Oregonians shouldn't be fooled on state stimulus, taxes
July 29, 2009
It’s well known that Oregon has one of the highest unemployment rates in the nation. Officially only Michigan and Rhode Island have higher rates of unemployed workers. However, the unemployment rate only tells a part of the story. The rate excludes those who are working part-time but need full-time work, and those who have completely given up looking for a job at all. When these people are included, Oregon’s true unemployment rate reaches 23.5 percent– the highest in the nation.
The legislature should be concerned that nearly one of every four Oregonians can’t find full-time work to earn a living and support their families. Yet Salem’s response to our high unemployment was more government spending through an ill-conceived “stimulus” plan that has increased the state’s debt while producing few jobs.
Majority Democrats were convinced they could put people back to work by spending $255 million on minor, short-term deferred maintenance projects. These projects included replacing light bulbs, replacing carpet, and applying paint to state office buildings. Because the state borrowed money to pay for these projects, our children and grandchildren will be forced to pay for light bulbs, carpet and paint jobs that had worn out a long time ago.
Proponents of the spending plan have claimed it has created over 3,000 new jobs, but that’s only because the state counted any stimulus work as a job, whether the work lasted three hours or three months. The Associated Press recently found these jobs lasted an average of 35 hours. When measured in full-time, yearlong jobs, the AP found that the stimulus plan created the equivalent of 215 full-time jobs that lasted three months. The news report suggested that Salem politicians were “stretching the facts” to fool Oregonians into believing the stimulus program was more successful than it really was.
Sadly, most of the workers on these projects have returned to unemployment and are looking for full-time work. Contractors who have completed the stimulus projects are now seeking new projects, even though few are being put up for bid in this economy. One contractor told the Portland Daily Journal of Commerce that the stimulus plan was helpful but similar to “spitting in the ocean” of the recession.

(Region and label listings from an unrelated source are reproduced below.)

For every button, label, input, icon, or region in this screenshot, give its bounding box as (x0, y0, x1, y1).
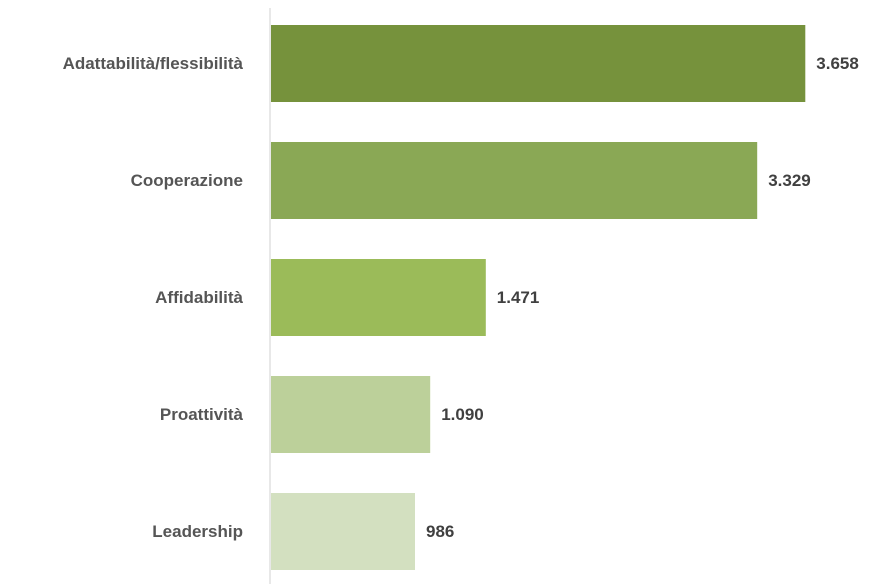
category-label-0: Adattabilità/flessibilità (63, 54, 244, 73)
category-label-4: Leadership (152, 522, 243, 541)
category-label-3: Proattività (160, 405, 244, 424)
category-label-1: Cooperazione (131, 171, 243, 190)
bars-group: Adattabilità/flessibilità 3.658 Cooperazio… (63, 25, 859, 570)
value-label-3: 1.090 (441, 405, 484, 424)
value-label-1: 3.329 (768, 171, 811, 190)
bar-0 (271, 25, 806, 102)
bar-1 (271, 142, 758, 219)
bar-4 (271, 493, 415, 570)
category-label-2: Affidabilità (155, 288, 243, 307)
value-label-4: 986 (426, 522, 454, 541)
bar-2 (271, 259, 486, 336)
bar-3 (271, 376, 431, 453)
value-label-0: 3.658 (816, 54, 859, 73)
value-label-2: 1.471 (497, 288, 540, 307)
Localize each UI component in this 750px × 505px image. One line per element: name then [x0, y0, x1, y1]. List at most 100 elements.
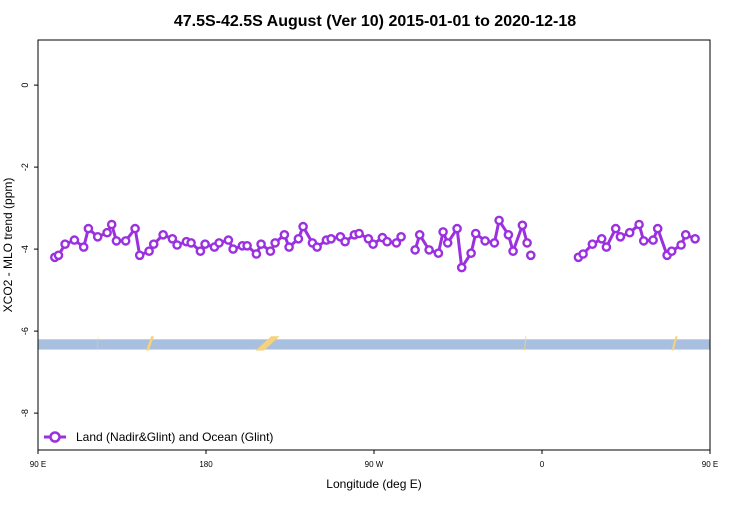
data-point — [526, 250, 536, 261]
data-point — [517, 220, 528, 231]
y-tick-label: -4 — [20, 245, 30, 253]
data-point — [508, 246, 518, 256]
data-point — [167, 233, 178, 244]
data-point — [134, 250, 145, 261]
data-point — [251, 249, 262, 259]
x-tick-label: 90 E — [30, 460, 46, 469]
data-point — [256, 239, 266, 249]
x-axis-label: Longitude (deg E) — [326, 477, 421, 491]
data-point — [666, 246, 677, 256]
data-point — [106, 219, 117, 230]
land-patch — [255, 336, 280, 351]
legend-marker — [49, 431, 61, 443]
data-point — [78, 242, 89, 252]
data-point — [410, 245, 420, 255]
data-point — [144, 246, 154, 256]
axes: 90 E 180 90 W 0 90 E 0 -2 -4 -6 -8 — [20, 83, 718, 469]
data-point — [284, 242, 294, 252]
data-point — [522, 238, 532, 248]
land-patch — [671, 336, 678, 351]
data-point — [690, 233, 700, 244]
data-point — [578, 249, 588, 259]
data-point — [326, 233, 336, 244]
data-point — [470, 228, 481, 239]
data-point — [102, 227, 112, 238]
y-tick-label: 0 — [20, 83, 30, 88]
data-point — [494, 215, 504, 226]
data-point — [624, 227, 635, 238]
data-point — [587, 239, 598, 249]
data-point — [53, 250, 64, 261]
data-point — [634, 219, 644, 230]
data-point — [158, 229, 168, 240]
data-point — [615, 231, 626, 242]
data-point — [652, 223, 663, 234]
data-point — [638, 236, 649, 246]
data-point — [610, 223, 621, 234]
data-point — [424, 245, 434, 255]
data-point — [298, 221, 308, 232]
y-tick-label: -2 — [20, 163, 30, 171]
data-point — [503, 229, 514, 240]
land-ocean-band — [38, 336, 710, 351]
data-point — [92, 231, 103, 242]
data-point — [223, 235, 234, 245]
data-point — [270, 238, 280, 248]
series-line — [413, 218, 529, 270]
x-tick-label: 180 — [199, 460, 213, 469]
data-point — [648, 235, 658, 245]
series-layer — [50, 215, 700, 273]
data-point — [279, 229, 290, 240]
data-point — [596, 233, 607, 244]
data-point — [382, 236, 392, 247]
data-point — [195, 246, 206, 256]
data-point — [456, 262, 467, 273]
series-line — [577, 223, 696, 259]
chart-title: 47.5S-42.5S August (Ver 10) 2015-01-01 t… — [174, 13, 576, 30]
data-point — [480, 236, 490, 246]
data-point — [438, 227, 448, 237]
data-point — [442, 238, 453, 248]
data-point — [433, 248, 444, 258]
data-point — [60, 239, 70, 249]
data-point — [148, 239, 159, 249]
data-point — [676, 240, 686, 250]
ocean-band — [38, 339, 710, 350]
data-point — [228, 244, 238, 254]
data-point — [111, 236, 122, 246]
data-point — [130, 223, 140, 234]
data-point — [265, 246, 276, 256]
data-point — [396, 231, 406, 242]
data-point — [69, 235, 80, 245]
data-point — [489, 238, 500, 248]
land-patch — [146, 336, 154, 351]
data-point — [601, 242, 612, 252]
data-point — [368, 239, 378, 249]
data-point — [186, 238, 196, 248]
legend: Land (Nadir&Glint) and Ocean (Glint) — [44, 430, 273, 444]
data-point — [414, 229, 425, 240]
y-tick-label: -6 — [20, 327, 30, 335]
data-point — [214, 238, 224, 248]
data-point — [312, 242, 322, 252]
y-axis-label: XCO2 - MLO trend (ppm) — [1, 178, 15, 313]
data-point — [293, 233, 304, 244]
data-point — [391, 238, 402, 248]
data-point — [172, 240, 182, 250]
land-patch — [524, 336, 527, 351]
data-point — [242, 240, 252, 251]
data-point — [83, 223, 94, 234]
x-tick-label: 0 — [540, 460, 545, 469]
land-patch — [97, 336, 99, 351]
data-point — [466, 248, 476, 258]
data-point — [680, 229, 691, 240]
y-tick-label: -8 — [20, 409, 30, 417]
data-point — [340, 236, 350, 247]
data-point — [200, 239, 210, 249]
data-point — [120, 236, 131, 246]
data-point — [452, 223, 462, 234]
data-point — [354, 228, 364, 239]
x-tick-label: 90 W — [365, 460, 384, 469]
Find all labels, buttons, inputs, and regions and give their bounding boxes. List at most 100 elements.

Any employment gains from the state stimulus plan will be wiped out by the tax increases that were passed this year. A respected economist recently determined that Oregon would lose 43,000 jobs as a result of the corporate tax increase alone. Yet another economist found that the personal income tax increase would cost us an additional 36,000 jobs.
Like the stimulus program, these same politicians are attempting to fool Oregonians into believing that their tax increases will only hurt a select few. However, the facts show that the tax increases will hurt small businesses and others who bring jobs and capital to our state. Even worse, the analyses don’t include the higher gasoline taxes, higher vehicle registration fees and hundreds of millions of dollars in other new taxes and fees that Oregonians will soon have to pay. We are all desperately searching for an end to this recession, but the news from Salem is more debt, taxes, spending and regulation.
That’s bad for our economy and the nearly one in four Oregonians who need a full-time job.